Phil was mad. He had been sitting in this stupid restaurant for over an hour. He had tried to get the waiter's attention several times. The waiter had taken his order forty-five minutes ago, and still had not brought Phil his water. Phil was this close to leaving. He didn't need this. He had places to go, people to see, a job to do.
Finally, he succeeded in getting the waiter's attention. "May I help you?" asked the waiter, a gawky kid with a nametag that read "Raymond".
"I ordered practically an hour ago," snapped Phil. "What's taking so long?"
"What did you order again?" asked Raymond.
"A hamburger, no mayonnaise or pickles, cooked medium rare, and a glass of water," Phil replied.
"Did you want fried with that?" asked Raymond.

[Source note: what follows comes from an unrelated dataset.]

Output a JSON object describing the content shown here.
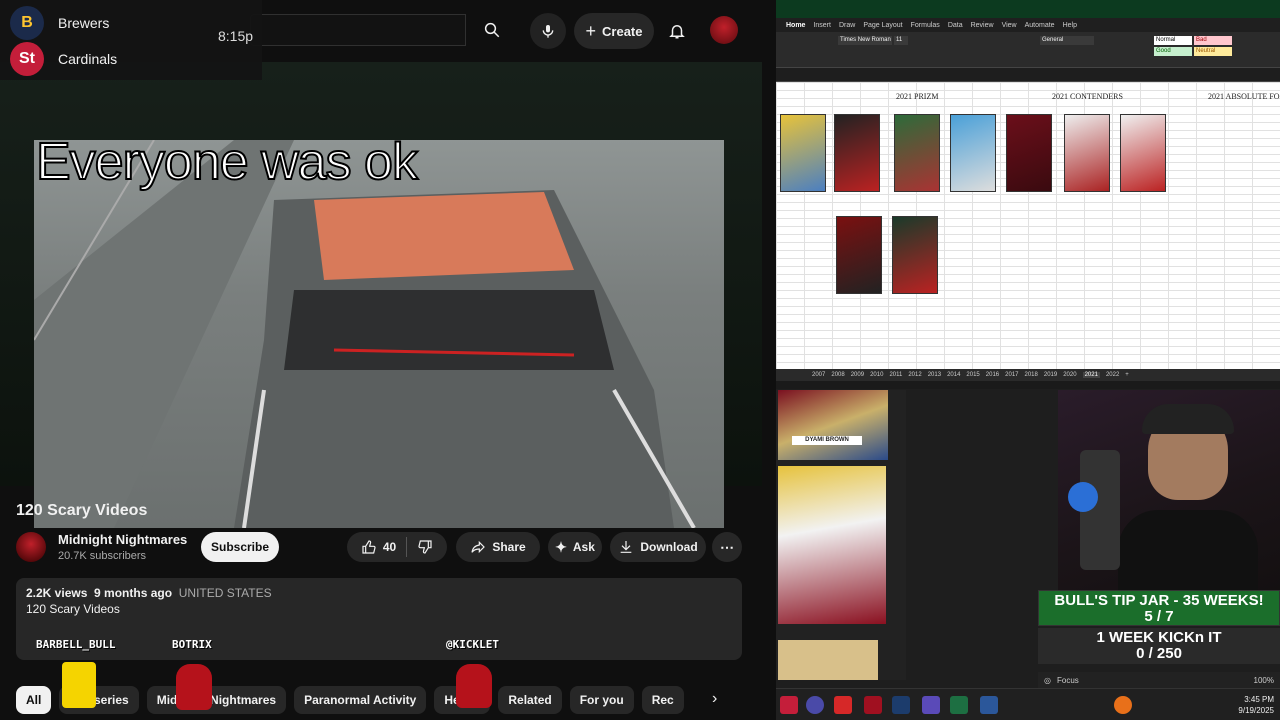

"YES I WANT FRIES WITH THAT!" cried Phil, a lot louder than he intended. People were looking at him. He lowered his voice. "Listen," he said, "if I haven't gotten my food in the next five minutes, I'm leaving."
"Without paying?" asked Raymond.
"There's nothing to pay for!" hissed Phil.
"OK, fine, sir," Raymond said. His tone suggested that he was not at all pleased with Phil's attitude. Raymond walked away, and Raymond waited.
Five minutes passed. Nothing. He stood to go, then Raymond walked up with a plate of food. "Here you are, sir."
Phil looked at it. This was not a hamburger, no mayonnaise or pickles, cooked medium rare, fries, and a glass of water. This was a chicken sandwhich, burnt to a crisp, extra pickles and mayonnaise, cole slaw, and no water.
Rage boiled beneath Phil's usually calm exterior, but he just managed to keep it in check. "I want to see the manager," he said in a deadly whisper.
Raymond's eager smile faltered, but he nodded, set down the food, and left. Phil sat and seethed. Fifteen minutes passed. Finally, a man in a tie came out. "Raymond says there's a problem?" the man asked.
"You could say that," Phil replied. "I ordered a medium rare hamburger. This appears to be a very well done chicken. I ordered it with no mayonnaise or pickles, but as you can see, that's practically all I got. I ordered it with fries, and this appears to be cole slaw instead. Also, I ordered a cup of water, but as you can see, I haven't even gotten a substitute for that."
The manager's face fell. He turned to Raymond and snarled, "Get the man what he ordered!" Raymond quickly ran to the back and appeared moments later with a glass of water. "I'm so sorry," said the manager. "There will be no charge for the water."
That was it. Phil blew up. He screamed, jumped around, cursed, upended tables, threatened, jumped some more, and finally, as he was taking a breath, he noticed that everyone was smiling.
"Surprise!" said the manager. "You've been Ambushed!" And he pointed to a hidden camera in the potted plant near Phil's table.
Confetti fell from the ceiling, everyone laughed and applauded, and Phil laughed too, trying to show what a good sport he was. Ambush was a new hidden camera show, and apparently Phil was its most recent victim.
When his episode premiered, Phil didn't go into work for a week. He changed his number, shut all the blinds, and tried desperately to wish that it had never happened. Even went he went into work, he still had to endure all kinds of ridicule. However, it eventually died away, and Phil vowed to never get suckered into anything like that again.